PART ONE
My mum would have been 99 years old tomorrow (18th May.) She passed away 27 years ago, and not a week goes by that I don’t think of her. She was one of the World’s greatest listeners. She actually listened. Instead of waiting for you to stop speaking, which is a signal for most people to begin their various diatribes, she listened to what you had to say. Whenever I have problems with members of my family, issues at work, even my friends, I catch myself wondering what she would have said in various circumstances that I have experienced over the years, what advice she would have offered.
Many times when I had problems in school, work, marriage, and divorce I would sit down and tell her what was worrying me, angering me, depressing me, whatever. Invariably, I would solve the problem or at least understand the issues better by using her as a sounding board. By my mum listening or asking me questions I sometimes came up with solutions. Not all the time, but it did enable me to see the wood through the trees.
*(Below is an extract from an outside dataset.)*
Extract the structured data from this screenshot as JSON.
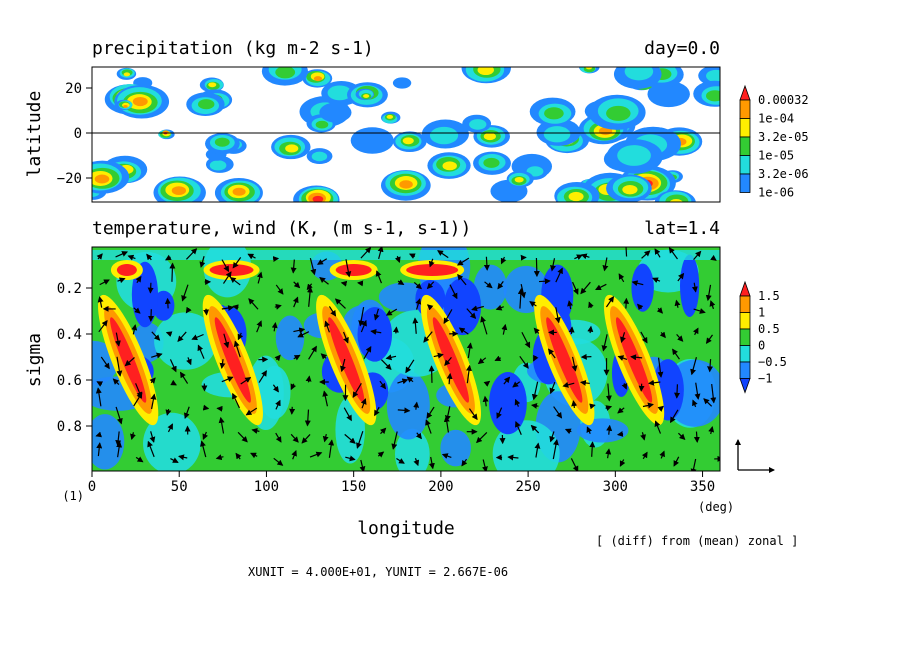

She left school at 14 years old, but she had great command of current affairs and was an avid reader. Ironically, my mum and dad attended the same school, Dyfatty, but didn’t know each other then because of the six year age difference. Her brother, Sam, was in the same class as my Dad, and when eventually my dad and mum started courting, he teased my mum unmercifully about dating that skinny boy Jack James from Dyfatty Street.
They met in RTs in Cwmfelin where they both worked. It was a Munitions factory during the war, so my Dad was not called up until 1942. They married in May and he was called up in June of 1942, or somewhere near that month. I have letters written by my Dad to my mum when he was serving in the RAF, and she was being chatted up by American GIs in the Rhyddings Hotel in Brynmill, Swansea. He was bereft from what my mum had written to him about GIs giving her gifts of cigarettes, chocolate and nylons, but in exchange for what favors he demanded to know. My mum’s reply must have tore him off a strip because in his next letter he was apologizing profusely for doubting her fidelity.
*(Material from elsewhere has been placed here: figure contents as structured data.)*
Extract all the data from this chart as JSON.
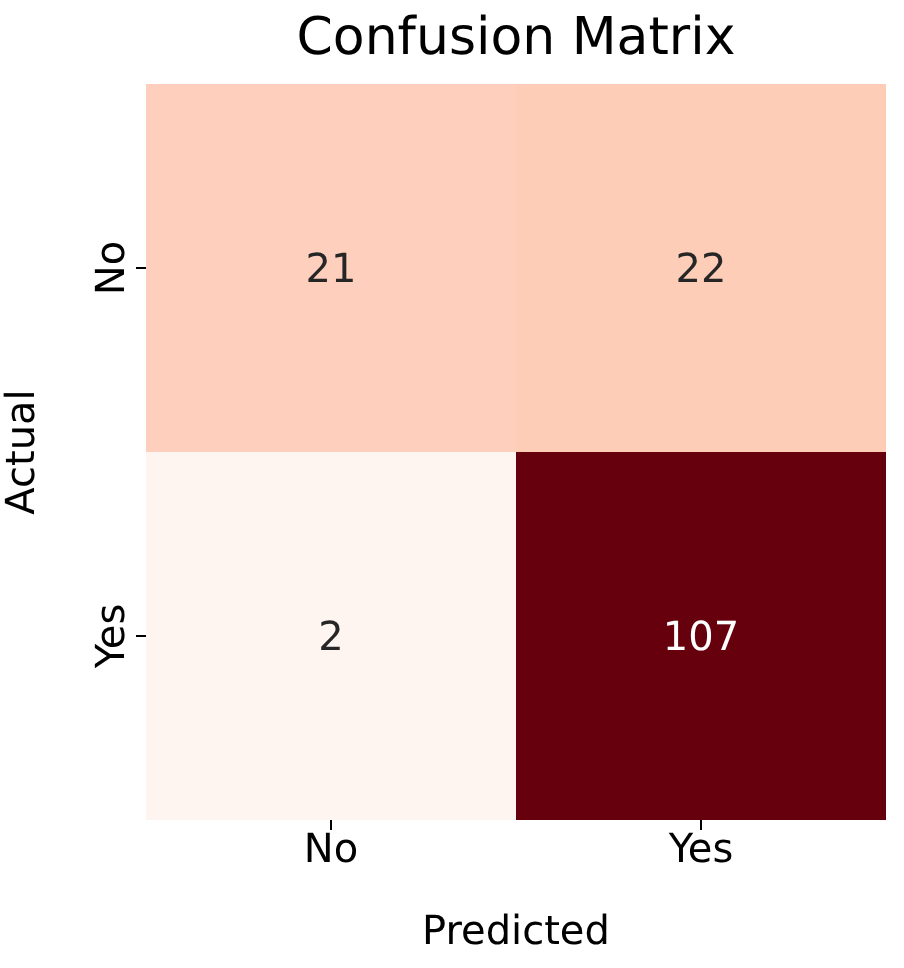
{
  "chart_data": {
    "type": "heatmap",
    "title": "Confusion Matrix",
    "xlabel": "Predicted",
    "ylabel": "Actual",
    "data_labels": true,
    "categories": [
      "No",
      "Yes"
    ],
    "y_categories": [
      "No",
      "Yes"
    ],
    "cells": [
      [
        21,
        22
      ],
      [
        2,
        107
      ]
    ]
  }
}
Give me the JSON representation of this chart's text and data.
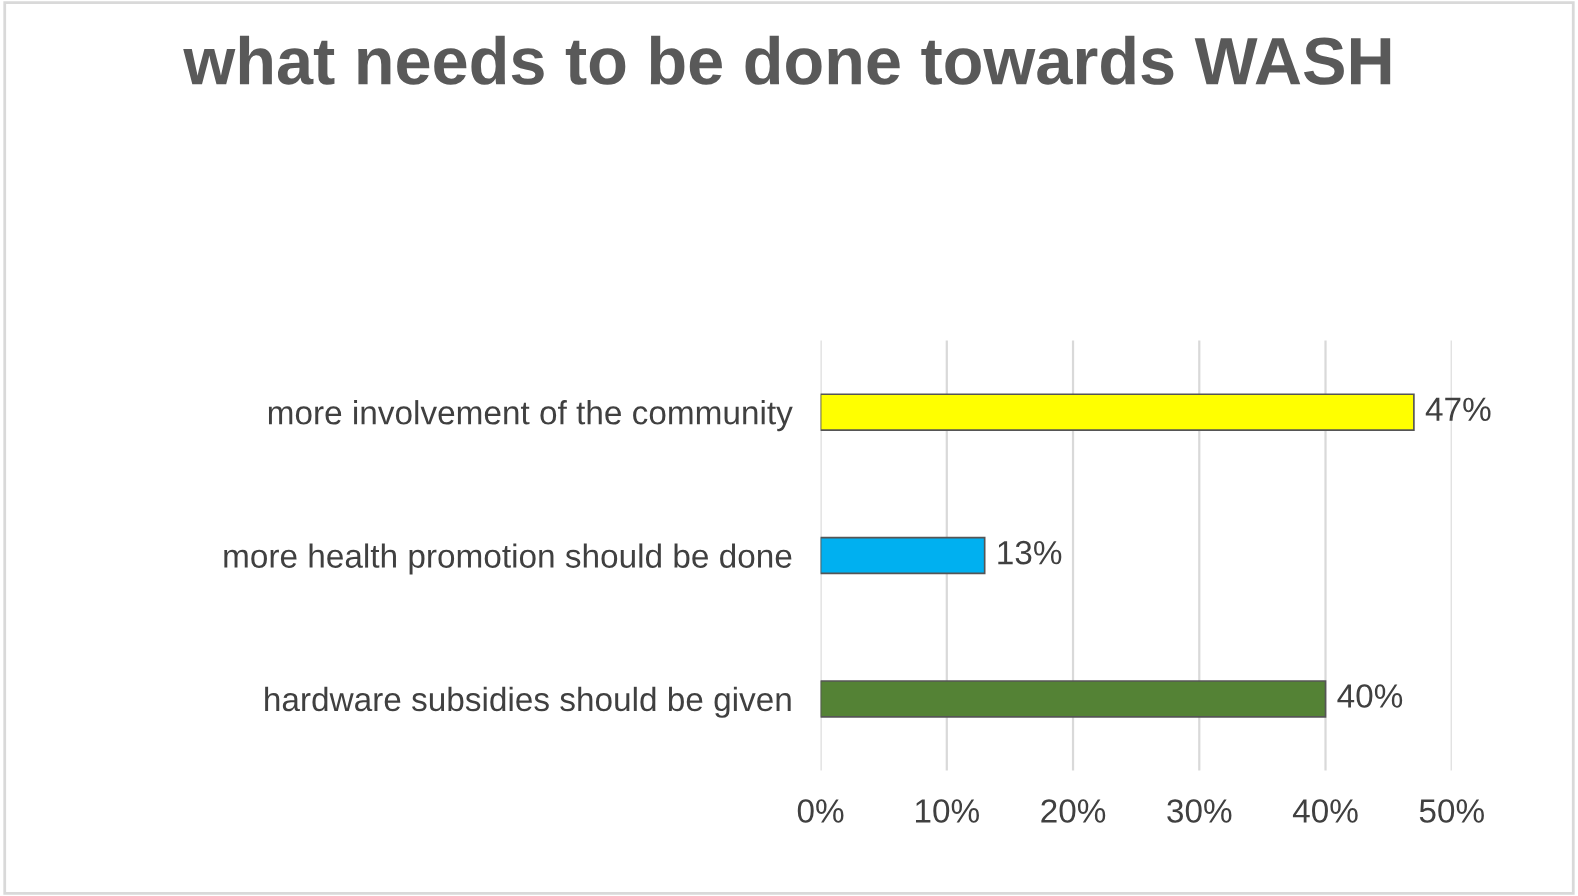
{
  "chart_data": {
    "type": "bar",
    "orientation": "horizontal",
    "title": "what needs to be done towards WASH",
    "categories": [
      "more involvement of the community",
      "more health promotion should be done",
      "hardware subsidies should be given"
    ],
    "values": [
      47,
      13,
      40
    ],
    "colors": [
      "#ffff00",
      "#00b0f0",
      "#548235"
    ],
    "value_labels": [
      "47%",
      "13%",
      "40%"
    ],
    "xlim": [
      0,
      50
    ],
    "xticks": [
      {
        "value": 0,
        "label": "0%"
      },
      {
        "value": 10,
        "label": "10%"
      },
      {
        "value": 20,
        "label": "20%"
      },
      {
        "value": 30,
        "label": "30%"
      },
      {
        "value": 40,
        "label": "40%"
      },
      {
        "value": 50,
        "label": "50%"
      }
    ],
    "grid": "x"
  }
}
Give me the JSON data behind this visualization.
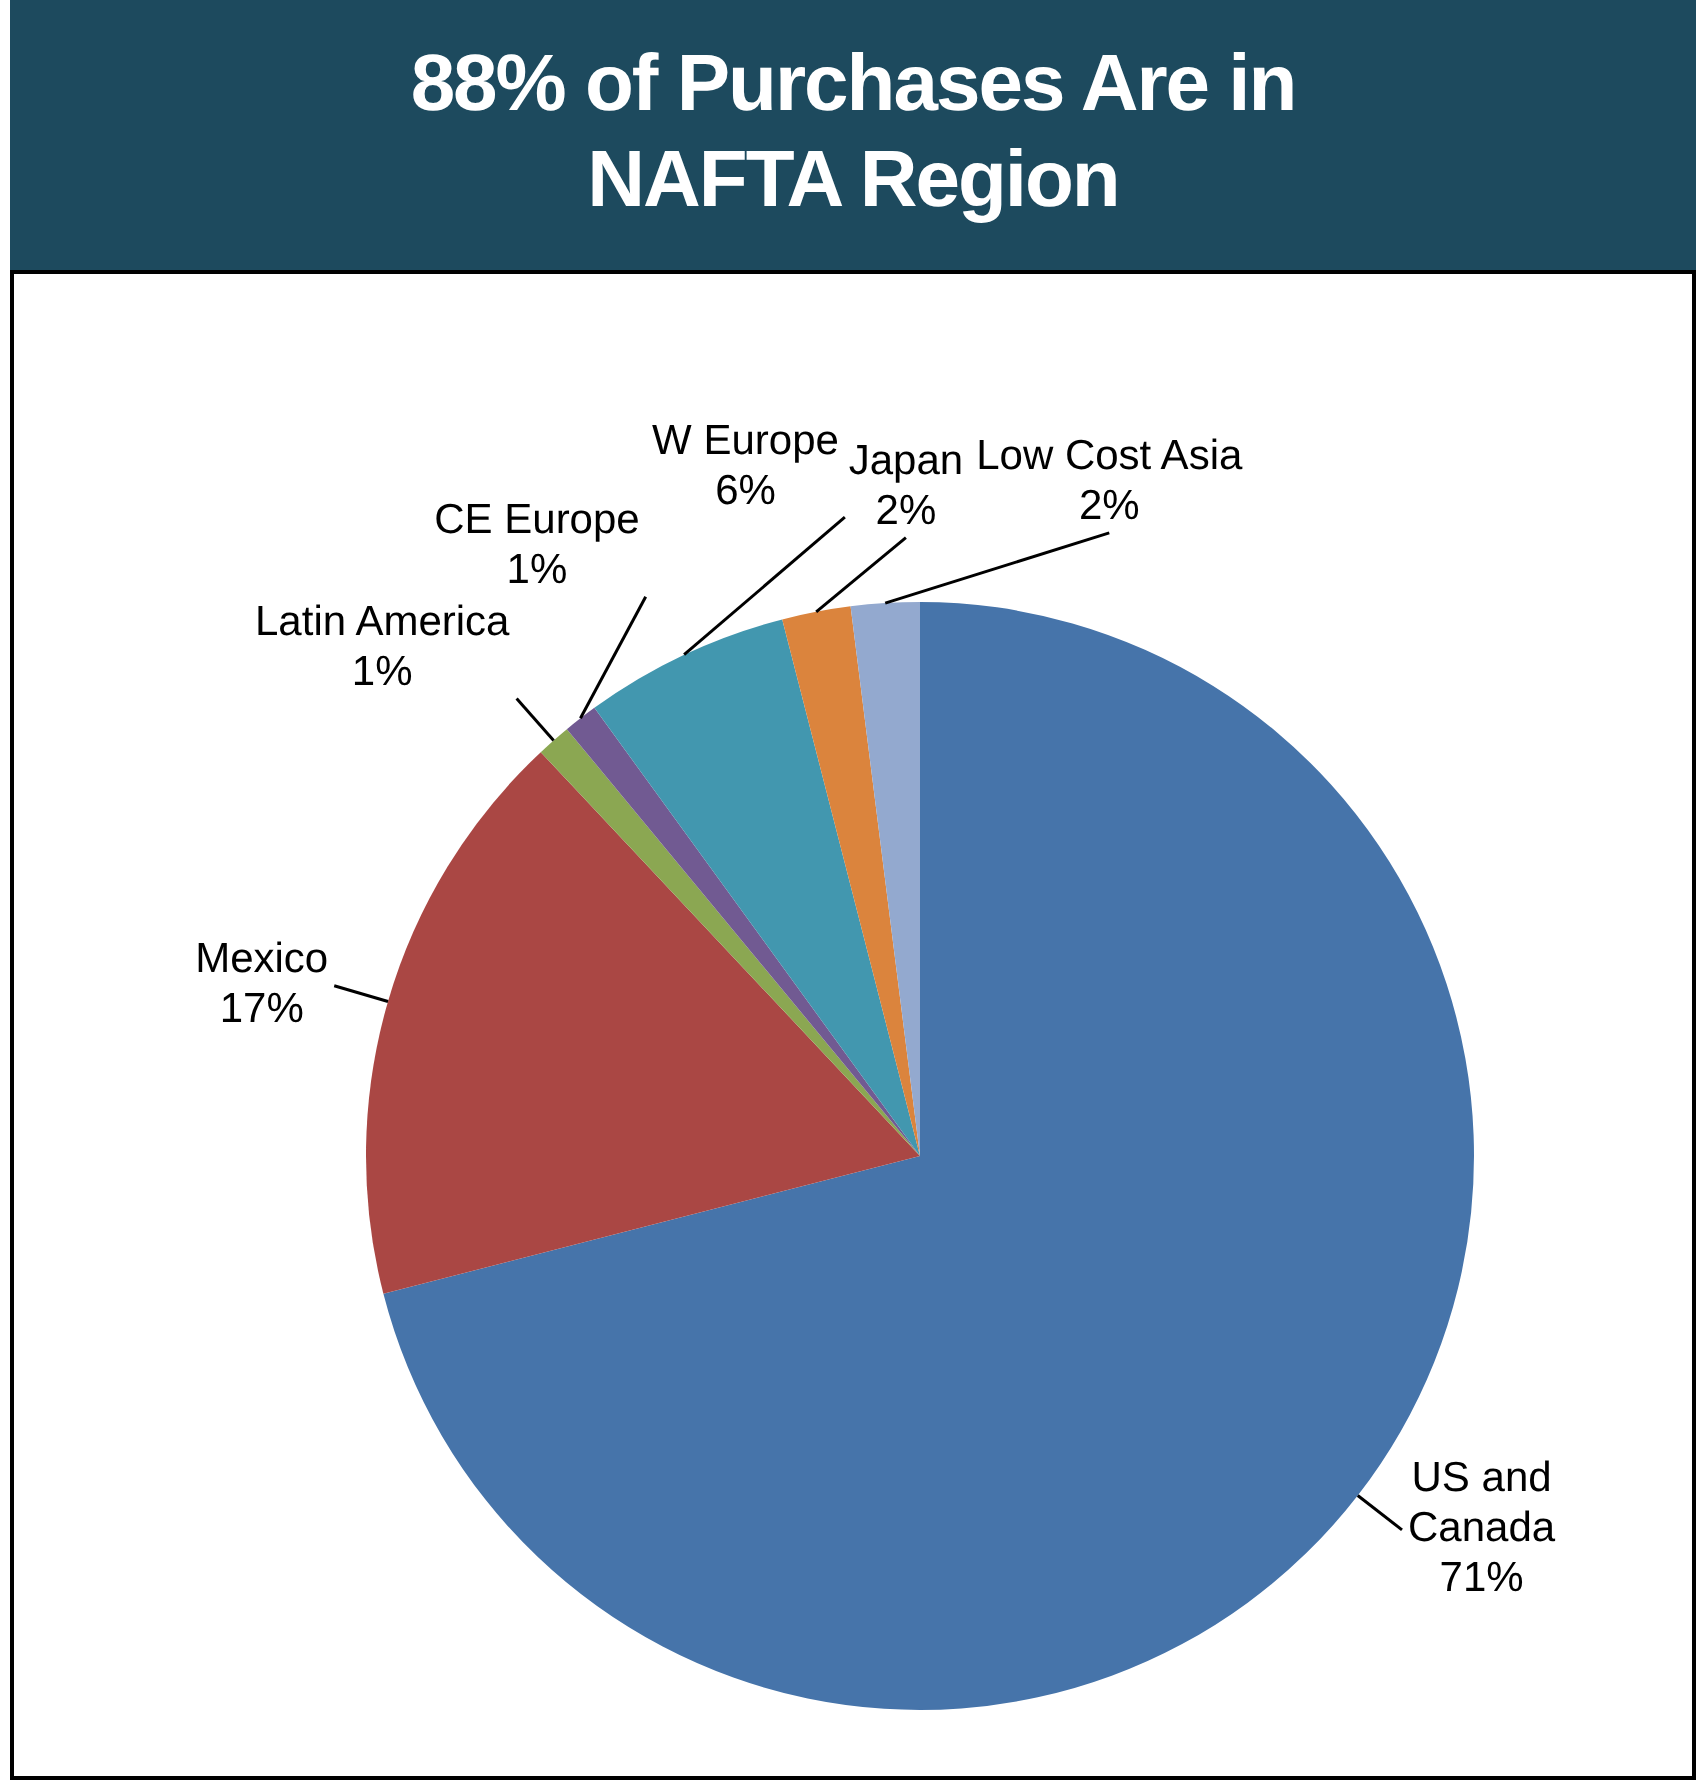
{
  "chart_data": {
    "type": "pie",
    "title": "88% of Purchases Are in NAFTA Region",
    "categories": [
      "US and Canada",
      "Mexico",
      "Latin America",
      "CE Europe",
      "W Europe",
      "Japan",
      "Low Cost Asia"
    ],
    "values": [
      71,
      17,
      1,
      1,
      6,
      2,
      2
    ],
    "value_labels": [
      "71%",
      "17%",
      "1%",
      "1%",
      "6%",
      "2%",
      "2%"
    ],
    "colors": [
      "#4674aa",
      "#aa4744",
      "#8ba752",
      "#715a92",
      "#4297af",
      "#db843d",
      "#93a9cf"
    ],
    "legend": false
  }
}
My brother was born in 1946, and they settled down for a normal family life and my mum never worked again save for becoming the home maker, disciplinarian, counselor and child psychologist. We lived in a two up, two down Victorian terraced house in Pottery Street. The WC was at the bottom of the garden. This was the house where she delivered me in the passage (pardon the pun, hallway.) She decided she had been pregnant long enough and accelerated proceedings by taking copious amounts of castor oil, and her and new born baby were hospitalized for three weeks. Did I mention she had a stubborn streak which has been inherited by subsequent generations?
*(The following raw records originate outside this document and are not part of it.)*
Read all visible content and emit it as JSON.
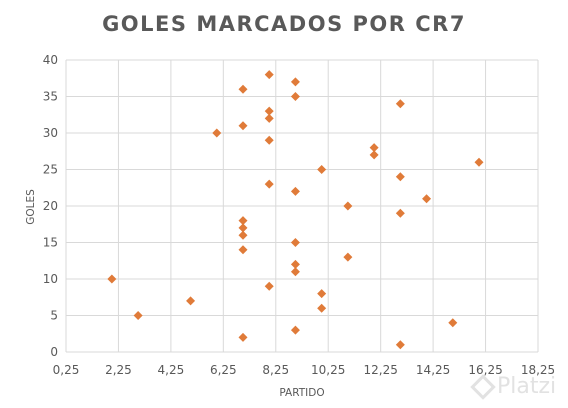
{
  "chart_data": {
    "type": "scatter",
    "title": "GOLES MARCADOS POR CR7",
    "xlabel": "PARTIDO",
    "ylabel": "GOLES",
    "xlim": [
      0.25,
      18.25
    ],
    "ylim": [
      0,
      40
    ],
    "xticks": [
      "0,25",
      "2,25",
      "4,25",
      "6,25",
      "8,25",
      "10,25",
      "12,25",
      "14,25",
      "16,25",
      "18,25"
    ],
    "yticks": [
      "0",
      "5",
      "10",
      "15",
      "20",
      "25",
      "30",
      "35",
      "40"
    ],
    "grid": true,
    "marker": "diamond",
    "color": "#e07b39",
    "points": [
      {
        "x": 2,
        "y": 10
      },
      {
        "x": 3,
        "y": 5
      },
      {
        "x": 5,
        "y": 7
      },
      {
        "x": 6,
        "y": 30
      },
      {
        "x": 7,
        "y": 36
      },
      {
        "x": 7,
        "y": 31
      },
      {
        "x": 7,
        "y": 18
      },
      {
        "x": 7,
        "y": 17
      },
      {
        "x": 7,
        "y": 16
      },
      {
        "x": 7,
        "y": 14
      },
      {
        "x": 7,
        "y": 2
      },
      {
        "x": 8,
        "y": 38
      },
      {
        "x": 8,
        "y": 33
      },
      {
        "x": 8,
        "y": 32
      },
      {
        "x": 8,
        "y": 29
      },
      {
        "x": 8,
        "y": 23
      },
      {
        "x": 8,
        "y": 9
      },
      {
        "x": 9,
        "y": 37
      },
      {
        "x": 9,
        "y": 35
      },
      {
        "x": 9,
        "y": 22
      },
      {
        "x": 9,
        "y": 15
      },
      {
        "x": 9,
        "y": 12
      },
      {
        "x": 9,
        "y": 11
      },
      {
        "x": 9,
        "y": 3
      },
      {
        "x": 10,
        "y": 25
      },
      {
        "x": 10,
        "y": 8
      },
      {
        "x": 10,
        "y": 6
      },
      {
        "x": 11,
        "y": 20
      },
      {
        "x": 11,
        "y": 13
      },
      {
        "x": 12,
        "y": 28
      },
      {
        "x": 12,
        "y": 27
      },
      {
        "x": 13,
        "y": 34
      },
      {
        "x": 13,
        "y": 24
      },
      {
        "x": 13,
        "y": 19
      },
      {
        "x": 13,
        "y": 1
      },
      {
        "x": 14,
        "y": 21
      },
      {
        "x": 15,
        "y": 4
      },
      {
        "x": 16,
        "y": 26
      }
    ]
  },
  "watermark": {
    "text": "Platzi",
    "icon": "platzi-diamond-icon"
  }
}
We moved to a prefab (prefabricated dwellings were detached single storey units and designed to last 7 years. They were intended as a temporary fix to the housing shortage created by the Blitz and sub-standard Victorian terraced housing which was demolished at the end of the War. We moved out in 1962, so do the maths.) when I was five, and initially I was terrified of the vast open prairies that encircled the prefab estate. Most of the children attended Brynhyfryd School, a Victorian monolith with Dickensian overtones. My mum was not happy sending her two sons to Brynhyfryd, and arranged an appointment with Mr. Bayton, headmaster of a spanking new school, Gwyrosydd. He agreed to accept us into the new school, and I spent six happy years there. However, there was an incident when I received the cane for slapping a girl’s face in retaliation for her hitting me. Mr. Watson ignored by protestations and delivered a savage blow across my hand. My mum noticed the angry weal across my hand, and demanded to know what happened. She was furious, and threatened to march up the school and confront Mr. Watson. I pleaded with her not to, and she reluctantly agreed to my wishes.